J’entrai dans l’armoire à pharmacie où des pyramides de gypse attendaient de soigner les plaies solitaires. Dans le coffre, des valises n’avaient d’yeux que pour une malle un brin ténébreuse, toute d’ébène polie et à l’humour en bandoulière. Au balcon, j’observai le lointain horizon s’émailler dans sa porcelaine de Troie, les montagnes et leurs valets attendre le téléféérique au bord de la voie lactée, les forêts prendre racine sous un vol de corneille acidulées. Une main vint se glisser dans ma nuque, comme une araignée, je me retournai vers l’Aube, à peine sortie du lit, la tête encore pleine de brouillard. Elle guettait l’Ivoire et l’Ambre qui bientôt apparaitraient. Moi, je préférai m’éclipser avant le jour, non pas qu’Ivoire, plus clair, me déplut, mais la flamboyante Ambre prenait souvent la mouche dans ses bas résines. Sur la pointe des pieds, je filai, entrechats et loups, comme une ombre de carnaval dans la rousseur de la nuit évanouie.

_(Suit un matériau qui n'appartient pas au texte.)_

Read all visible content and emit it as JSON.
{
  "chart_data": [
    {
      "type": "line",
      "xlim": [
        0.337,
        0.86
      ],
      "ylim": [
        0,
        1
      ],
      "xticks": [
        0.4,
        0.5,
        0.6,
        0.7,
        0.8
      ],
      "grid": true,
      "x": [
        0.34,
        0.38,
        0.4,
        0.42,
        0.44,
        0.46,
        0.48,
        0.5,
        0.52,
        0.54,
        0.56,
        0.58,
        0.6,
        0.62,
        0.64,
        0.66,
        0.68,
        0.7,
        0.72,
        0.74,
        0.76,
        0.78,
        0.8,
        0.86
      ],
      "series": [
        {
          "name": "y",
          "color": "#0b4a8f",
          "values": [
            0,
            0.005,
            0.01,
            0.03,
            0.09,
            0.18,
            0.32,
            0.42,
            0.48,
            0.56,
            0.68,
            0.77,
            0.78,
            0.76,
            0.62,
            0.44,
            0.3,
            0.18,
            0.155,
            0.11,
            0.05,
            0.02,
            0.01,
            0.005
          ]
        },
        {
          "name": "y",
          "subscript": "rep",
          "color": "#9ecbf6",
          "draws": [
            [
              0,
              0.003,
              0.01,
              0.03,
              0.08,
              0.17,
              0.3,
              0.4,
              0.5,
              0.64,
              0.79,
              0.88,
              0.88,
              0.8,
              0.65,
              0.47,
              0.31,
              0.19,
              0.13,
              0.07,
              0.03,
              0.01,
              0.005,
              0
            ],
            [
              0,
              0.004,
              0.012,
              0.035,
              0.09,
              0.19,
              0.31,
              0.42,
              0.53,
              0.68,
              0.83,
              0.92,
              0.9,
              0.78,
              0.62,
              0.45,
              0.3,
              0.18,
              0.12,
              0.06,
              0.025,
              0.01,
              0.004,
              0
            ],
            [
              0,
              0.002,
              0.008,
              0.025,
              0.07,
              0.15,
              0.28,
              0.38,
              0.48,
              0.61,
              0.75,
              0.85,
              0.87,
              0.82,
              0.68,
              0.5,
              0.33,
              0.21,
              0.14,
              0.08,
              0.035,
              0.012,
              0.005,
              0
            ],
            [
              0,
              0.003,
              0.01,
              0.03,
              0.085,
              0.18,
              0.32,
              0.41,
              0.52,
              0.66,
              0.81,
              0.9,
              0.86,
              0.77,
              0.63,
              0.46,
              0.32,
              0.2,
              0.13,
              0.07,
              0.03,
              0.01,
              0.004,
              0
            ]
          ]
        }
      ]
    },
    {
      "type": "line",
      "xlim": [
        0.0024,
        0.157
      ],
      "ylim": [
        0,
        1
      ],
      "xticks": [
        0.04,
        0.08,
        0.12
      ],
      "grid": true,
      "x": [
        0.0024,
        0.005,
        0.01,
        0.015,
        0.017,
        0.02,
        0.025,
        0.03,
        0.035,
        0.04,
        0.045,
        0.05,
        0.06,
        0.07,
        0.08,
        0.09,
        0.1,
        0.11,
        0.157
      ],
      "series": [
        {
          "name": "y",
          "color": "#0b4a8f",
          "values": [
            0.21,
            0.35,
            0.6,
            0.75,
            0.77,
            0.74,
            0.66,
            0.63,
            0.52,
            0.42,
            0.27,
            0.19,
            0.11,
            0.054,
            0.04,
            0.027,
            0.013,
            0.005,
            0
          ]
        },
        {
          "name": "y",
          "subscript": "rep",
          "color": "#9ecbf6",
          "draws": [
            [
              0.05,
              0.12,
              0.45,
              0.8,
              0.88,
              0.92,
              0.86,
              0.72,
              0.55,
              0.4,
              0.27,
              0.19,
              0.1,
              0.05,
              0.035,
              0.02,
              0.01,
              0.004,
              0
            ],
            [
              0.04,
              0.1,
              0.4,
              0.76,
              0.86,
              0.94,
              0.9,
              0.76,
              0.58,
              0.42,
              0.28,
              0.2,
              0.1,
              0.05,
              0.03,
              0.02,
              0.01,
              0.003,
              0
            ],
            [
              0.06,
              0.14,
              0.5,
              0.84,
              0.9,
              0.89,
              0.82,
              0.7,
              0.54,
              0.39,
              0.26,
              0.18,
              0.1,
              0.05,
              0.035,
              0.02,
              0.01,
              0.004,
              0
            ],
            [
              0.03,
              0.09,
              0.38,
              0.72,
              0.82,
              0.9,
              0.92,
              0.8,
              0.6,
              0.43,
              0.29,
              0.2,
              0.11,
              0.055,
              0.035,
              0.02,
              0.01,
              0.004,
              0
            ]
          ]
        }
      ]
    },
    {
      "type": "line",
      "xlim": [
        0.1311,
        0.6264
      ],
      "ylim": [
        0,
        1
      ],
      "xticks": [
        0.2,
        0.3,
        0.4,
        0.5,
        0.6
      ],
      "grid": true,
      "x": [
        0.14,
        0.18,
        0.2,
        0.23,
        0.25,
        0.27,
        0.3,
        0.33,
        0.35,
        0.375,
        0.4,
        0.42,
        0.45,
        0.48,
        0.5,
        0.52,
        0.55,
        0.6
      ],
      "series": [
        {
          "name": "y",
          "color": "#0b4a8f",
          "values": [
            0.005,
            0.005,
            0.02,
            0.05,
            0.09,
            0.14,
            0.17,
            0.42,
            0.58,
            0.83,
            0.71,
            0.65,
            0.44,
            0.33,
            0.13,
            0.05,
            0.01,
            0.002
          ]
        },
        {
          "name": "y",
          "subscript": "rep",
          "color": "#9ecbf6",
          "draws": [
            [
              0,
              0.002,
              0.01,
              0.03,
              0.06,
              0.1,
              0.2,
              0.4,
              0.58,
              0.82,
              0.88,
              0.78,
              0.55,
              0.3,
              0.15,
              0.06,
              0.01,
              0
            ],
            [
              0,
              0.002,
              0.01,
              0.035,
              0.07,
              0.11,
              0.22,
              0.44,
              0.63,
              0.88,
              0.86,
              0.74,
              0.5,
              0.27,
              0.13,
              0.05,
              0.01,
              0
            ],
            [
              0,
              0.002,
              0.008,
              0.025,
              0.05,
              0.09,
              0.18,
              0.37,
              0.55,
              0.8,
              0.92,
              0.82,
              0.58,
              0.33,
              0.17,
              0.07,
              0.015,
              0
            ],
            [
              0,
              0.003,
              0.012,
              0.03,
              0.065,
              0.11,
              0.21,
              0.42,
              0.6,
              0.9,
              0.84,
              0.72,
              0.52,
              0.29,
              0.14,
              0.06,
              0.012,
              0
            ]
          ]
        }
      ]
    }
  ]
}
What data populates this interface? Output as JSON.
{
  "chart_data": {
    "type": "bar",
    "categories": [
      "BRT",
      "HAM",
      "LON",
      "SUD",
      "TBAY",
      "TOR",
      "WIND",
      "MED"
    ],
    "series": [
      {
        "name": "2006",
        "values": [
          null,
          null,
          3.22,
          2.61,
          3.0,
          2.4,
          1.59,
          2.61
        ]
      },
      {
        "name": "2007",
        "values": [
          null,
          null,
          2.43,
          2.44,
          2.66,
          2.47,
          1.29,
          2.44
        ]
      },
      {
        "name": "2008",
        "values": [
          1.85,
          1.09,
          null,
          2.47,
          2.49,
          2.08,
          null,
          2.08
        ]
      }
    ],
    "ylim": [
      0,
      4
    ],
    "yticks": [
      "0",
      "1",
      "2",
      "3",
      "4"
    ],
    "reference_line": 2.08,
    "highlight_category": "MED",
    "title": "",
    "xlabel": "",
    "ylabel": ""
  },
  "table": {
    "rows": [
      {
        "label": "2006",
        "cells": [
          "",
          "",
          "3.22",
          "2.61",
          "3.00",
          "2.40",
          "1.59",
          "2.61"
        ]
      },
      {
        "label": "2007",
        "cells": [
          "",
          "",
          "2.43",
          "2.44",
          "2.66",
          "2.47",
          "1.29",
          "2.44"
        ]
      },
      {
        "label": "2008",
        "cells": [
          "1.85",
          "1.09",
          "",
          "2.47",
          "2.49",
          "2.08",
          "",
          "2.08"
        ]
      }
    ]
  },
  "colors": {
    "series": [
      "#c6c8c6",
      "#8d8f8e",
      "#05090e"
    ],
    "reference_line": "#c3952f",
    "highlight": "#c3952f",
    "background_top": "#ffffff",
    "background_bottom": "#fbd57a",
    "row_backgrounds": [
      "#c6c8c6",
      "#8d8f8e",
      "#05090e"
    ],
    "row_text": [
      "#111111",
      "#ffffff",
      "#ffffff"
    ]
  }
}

Dans la gare, Cecil tirait à l’arc-en-ciel des ricochets dans le vase des verveines pourpres. Je me suis installé près de lui, pour l’observer, l'instant d'un rebond. Autour de nous, quelques vieux nuages somnolaient d’ombres sur les bancs de sable clair, un œil cotonneux rivé sur les aiguilles de l’immense éolienne, attendant l’heure du prochain vent pour l’Irloinde ou l’Austrèle. Il y avait Cyrus et Magellan, et d’autres sans nom mais pleins de pluies et d’orages. Dans les couloirs aériens, par delà les mauves et les écumes, parfois, l’on trouvait la marche. Une simple marche d’atmosphère que l’on pouvait descendre ou monter, selon notre envie, et sans que cela ne nous mène ailleurs. Non, pour découvrir l'abîme d’Azur, la cache aux hirondelles de l’été, le saint des saints des firmaments, il fallait débusquer le reflet fugitif de la marche dans le miroir sans ride d’un lac d’altitude pris au piège dans la glace d’une fin d’hiver. Il ne restait alors qu’à attendre que le reflet de la marche à suivre ne fondît sous les notes ensoleillées du prélude au printemps pour accéder à l’Outreciel.
L’on dit que les soleils y sont innombrables et minuscules, comme autant de lucioles aux rayons de miel et d’ombrelle. L’on dit que les hirondelles de l’été y dansent des sarabandes mordorées, à la poursuite des astres comme d’insectes de lumière, qu’elles nichent dans des berceaux de nacre aussi fins et légers que des bulles de savon et que le vent emporte au gré de ses fantaisies. C’est ce qu’on m’a raconté, moi, je n’y suis jamais allé. Une fois, une seule, alors que j’avais pris une tramontagne avec Cecil, nous avions trouvé le reflet de la marche. Il s’était fait prendre dans la glace tardive d’un mois de mars, alors qu’il se baignait dans un tout petit lac aux eaux indigos, perdu au faîte d’un col enneigé. Notre joie fut telle que nous restâmes là, sur le givre, observant le chatoiement prisonnier sans penser à monter campement. Nous nous armions de patience mais le printemps n’était pas plus pressé que nous d’arriver. Tant et si bien que le froid avait fini par me réveiller.